Member of the New Jersey General Assembly from Monmouth County
- In office 1936–1937 Serving with Haydn Proctor

Member of the New Jersey General Assembly from Monmouth County
- In office 1925–1927 Serving with Peter F. Dodd

Personal details
- Born: October 17, 1887 Long Branch, New Jersey
- Died: 1955 (aged 67–68)
- Party: Republican
- Spouse: Amelia Heilig
- Education: New Jersey College of Pharmacy
- Occupation: Pharmacist

= Basil B. Bruno =

American politician

Basil B. Bruno (1887–1955) was an American Republican Party politician, who served in the New Jersey General Assembly representing Monmouth County in 1924 and 1925, and again in 1936.

==Biography==
The son of Italian immigrants, Bruno was born in Long Branch, New Jersey on October 17, 1887. He was educated in the Long Branch Public Schools and was a 1910 graduate of the New Jersey College of Pharmacy, now part of Rutgers University.
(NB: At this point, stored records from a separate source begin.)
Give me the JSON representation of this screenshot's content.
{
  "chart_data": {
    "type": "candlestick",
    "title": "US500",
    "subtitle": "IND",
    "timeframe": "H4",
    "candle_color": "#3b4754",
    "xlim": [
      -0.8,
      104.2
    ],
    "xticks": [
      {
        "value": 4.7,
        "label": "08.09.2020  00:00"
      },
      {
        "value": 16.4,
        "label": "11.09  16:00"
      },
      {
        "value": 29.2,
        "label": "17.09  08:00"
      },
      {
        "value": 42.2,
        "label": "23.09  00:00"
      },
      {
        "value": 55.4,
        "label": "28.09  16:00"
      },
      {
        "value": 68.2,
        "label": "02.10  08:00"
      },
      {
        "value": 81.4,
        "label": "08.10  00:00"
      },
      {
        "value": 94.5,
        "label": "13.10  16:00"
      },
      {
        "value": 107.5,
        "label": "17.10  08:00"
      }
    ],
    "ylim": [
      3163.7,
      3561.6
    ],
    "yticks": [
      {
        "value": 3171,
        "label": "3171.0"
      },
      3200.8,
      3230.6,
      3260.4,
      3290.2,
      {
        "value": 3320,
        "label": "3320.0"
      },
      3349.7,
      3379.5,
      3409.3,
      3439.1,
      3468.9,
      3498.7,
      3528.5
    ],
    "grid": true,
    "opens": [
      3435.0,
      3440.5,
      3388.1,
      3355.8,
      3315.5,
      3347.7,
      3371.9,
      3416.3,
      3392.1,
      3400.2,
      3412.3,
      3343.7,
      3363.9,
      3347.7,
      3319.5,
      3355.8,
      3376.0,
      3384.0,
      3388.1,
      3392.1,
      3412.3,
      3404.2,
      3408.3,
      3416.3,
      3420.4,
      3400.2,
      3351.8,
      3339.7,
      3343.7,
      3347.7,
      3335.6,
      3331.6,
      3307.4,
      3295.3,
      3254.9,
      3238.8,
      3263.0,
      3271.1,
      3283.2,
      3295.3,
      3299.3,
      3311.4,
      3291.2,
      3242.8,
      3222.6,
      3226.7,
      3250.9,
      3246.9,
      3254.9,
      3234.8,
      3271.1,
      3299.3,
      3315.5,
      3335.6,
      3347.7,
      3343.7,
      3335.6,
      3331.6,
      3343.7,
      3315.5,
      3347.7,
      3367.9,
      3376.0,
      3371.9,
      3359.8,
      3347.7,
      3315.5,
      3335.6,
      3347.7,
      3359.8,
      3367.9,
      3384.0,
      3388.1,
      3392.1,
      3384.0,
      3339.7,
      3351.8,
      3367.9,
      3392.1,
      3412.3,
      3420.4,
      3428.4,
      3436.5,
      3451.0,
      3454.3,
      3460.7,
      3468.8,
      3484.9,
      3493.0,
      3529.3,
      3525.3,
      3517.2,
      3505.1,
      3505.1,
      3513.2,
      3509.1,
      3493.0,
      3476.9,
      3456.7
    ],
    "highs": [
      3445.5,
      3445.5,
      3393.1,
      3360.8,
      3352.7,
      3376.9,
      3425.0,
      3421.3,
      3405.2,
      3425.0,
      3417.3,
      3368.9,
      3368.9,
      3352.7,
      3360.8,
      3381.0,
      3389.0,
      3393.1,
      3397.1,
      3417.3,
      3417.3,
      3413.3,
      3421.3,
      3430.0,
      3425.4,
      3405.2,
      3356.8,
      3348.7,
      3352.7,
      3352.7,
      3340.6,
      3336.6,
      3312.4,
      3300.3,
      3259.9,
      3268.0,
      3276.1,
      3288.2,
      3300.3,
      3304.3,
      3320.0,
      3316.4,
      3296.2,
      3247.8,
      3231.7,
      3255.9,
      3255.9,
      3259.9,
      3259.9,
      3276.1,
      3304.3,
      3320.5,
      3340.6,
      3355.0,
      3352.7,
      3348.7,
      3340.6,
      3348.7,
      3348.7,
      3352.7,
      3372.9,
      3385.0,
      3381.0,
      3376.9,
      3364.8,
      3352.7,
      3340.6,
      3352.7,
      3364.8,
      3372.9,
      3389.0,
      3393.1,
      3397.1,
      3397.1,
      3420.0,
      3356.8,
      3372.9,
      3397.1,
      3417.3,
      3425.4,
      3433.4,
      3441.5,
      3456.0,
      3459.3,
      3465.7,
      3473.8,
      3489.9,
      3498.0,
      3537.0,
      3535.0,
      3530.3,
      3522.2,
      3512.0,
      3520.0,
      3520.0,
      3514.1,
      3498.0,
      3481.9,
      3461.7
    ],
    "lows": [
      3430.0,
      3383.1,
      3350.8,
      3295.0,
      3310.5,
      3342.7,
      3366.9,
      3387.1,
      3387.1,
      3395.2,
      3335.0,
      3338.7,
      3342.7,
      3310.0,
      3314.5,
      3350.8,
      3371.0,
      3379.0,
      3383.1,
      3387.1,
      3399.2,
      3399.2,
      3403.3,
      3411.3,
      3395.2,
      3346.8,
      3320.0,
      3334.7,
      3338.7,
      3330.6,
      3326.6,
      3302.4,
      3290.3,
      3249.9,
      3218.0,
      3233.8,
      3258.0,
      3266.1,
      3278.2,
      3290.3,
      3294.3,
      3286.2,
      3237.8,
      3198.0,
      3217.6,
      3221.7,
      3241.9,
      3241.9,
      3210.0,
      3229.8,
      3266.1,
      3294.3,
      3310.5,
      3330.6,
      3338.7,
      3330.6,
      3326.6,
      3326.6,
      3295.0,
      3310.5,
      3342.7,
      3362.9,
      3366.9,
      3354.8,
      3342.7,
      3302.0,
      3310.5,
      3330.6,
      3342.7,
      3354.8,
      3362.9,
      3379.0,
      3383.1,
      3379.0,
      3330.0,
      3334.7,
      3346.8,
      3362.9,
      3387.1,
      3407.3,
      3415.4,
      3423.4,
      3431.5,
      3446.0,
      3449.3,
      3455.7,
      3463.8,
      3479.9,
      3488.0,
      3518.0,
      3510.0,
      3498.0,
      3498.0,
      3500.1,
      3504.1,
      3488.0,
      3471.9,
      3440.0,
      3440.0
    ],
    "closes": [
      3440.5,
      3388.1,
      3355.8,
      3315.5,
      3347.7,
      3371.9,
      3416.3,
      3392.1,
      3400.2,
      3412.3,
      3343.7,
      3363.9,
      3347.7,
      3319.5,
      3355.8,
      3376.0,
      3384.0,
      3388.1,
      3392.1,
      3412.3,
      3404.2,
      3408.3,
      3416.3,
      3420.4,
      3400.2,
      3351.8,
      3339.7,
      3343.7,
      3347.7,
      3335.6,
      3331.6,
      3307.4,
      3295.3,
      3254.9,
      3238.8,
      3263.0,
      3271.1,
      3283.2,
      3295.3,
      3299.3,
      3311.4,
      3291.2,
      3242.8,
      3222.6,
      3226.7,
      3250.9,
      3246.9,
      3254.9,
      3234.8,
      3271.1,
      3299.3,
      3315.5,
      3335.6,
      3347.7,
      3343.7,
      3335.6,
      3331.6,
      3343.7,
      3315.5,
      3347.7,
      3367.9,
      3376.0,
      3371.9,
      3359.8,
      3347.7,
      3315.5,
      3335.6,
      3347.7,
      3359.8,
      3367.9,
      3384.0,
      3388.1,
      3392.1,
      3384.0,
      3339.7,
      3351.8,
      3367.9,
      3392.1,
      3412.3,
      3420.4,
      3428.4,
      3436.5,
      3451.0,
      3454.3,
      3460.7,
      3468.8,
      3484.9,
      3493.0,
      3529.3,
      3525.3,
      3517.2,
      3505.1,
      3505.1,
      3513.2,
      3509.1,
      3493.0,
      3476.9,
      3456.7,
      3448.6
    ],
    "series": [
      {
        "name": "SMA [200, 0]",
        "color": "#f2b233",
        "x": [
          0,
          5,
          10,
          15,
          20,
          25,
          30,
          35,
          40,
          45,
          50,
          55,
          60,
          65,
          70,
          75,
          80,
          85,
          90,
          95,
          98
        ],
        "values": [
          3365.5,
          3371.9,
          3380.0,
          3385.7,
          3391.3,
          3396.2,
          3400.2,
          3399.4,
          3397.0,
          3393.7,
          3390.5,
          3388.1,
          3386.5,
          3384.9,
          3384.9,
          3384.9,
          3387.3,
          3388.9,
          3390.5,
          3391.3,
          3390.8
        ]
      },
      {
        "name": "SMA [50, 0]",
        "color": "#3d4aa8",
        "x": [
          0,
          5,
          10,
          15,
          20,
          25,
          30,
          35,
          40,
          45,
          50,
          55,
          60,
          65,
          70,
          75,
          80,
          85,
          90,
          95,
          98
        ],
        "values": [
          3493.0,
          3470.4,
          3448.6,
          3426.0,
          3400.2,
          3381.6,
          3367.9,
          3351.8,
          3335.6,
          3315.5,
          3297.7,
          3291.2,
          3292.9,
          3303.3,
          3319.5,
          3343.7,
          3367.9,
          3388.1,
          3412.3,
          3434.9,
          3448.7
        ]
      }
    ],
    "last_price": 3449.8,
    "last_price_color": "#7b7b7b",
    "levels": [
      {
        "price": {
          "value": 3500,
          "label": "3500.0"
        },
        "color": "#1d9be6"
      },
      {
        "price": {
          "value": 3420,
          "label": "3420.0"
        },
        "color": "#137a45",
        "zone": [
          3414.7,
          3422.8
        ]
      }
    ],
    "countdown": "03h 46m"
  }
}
For eighteen years he was a pharmacist in Long Branch, ultimately operating two pharmacies. In 1930 he changed careers and went into the real estate and insurance business. He was a volunteer firefighter with Atlantic Engine & Truck Co. No. 2, of the Long Branch Fire Department. Basil Bruno served as a member of the Long Branch Board of Health.

He was active in fraternal orders, including the Benevolent and Protective Order of Elks, Junior Order of United American Mechanics and the Triluminar Lodge, Free & Accepted Masons.

Basil B. Bruno died in 1955 and is buried in Glenwood Cemetery, West Long Branch.

==Legislative career==
Bruno was elected to the State Assembly in the 1924 general Election, and reelected in 1925. He was elected to a third, one-year term in 1935.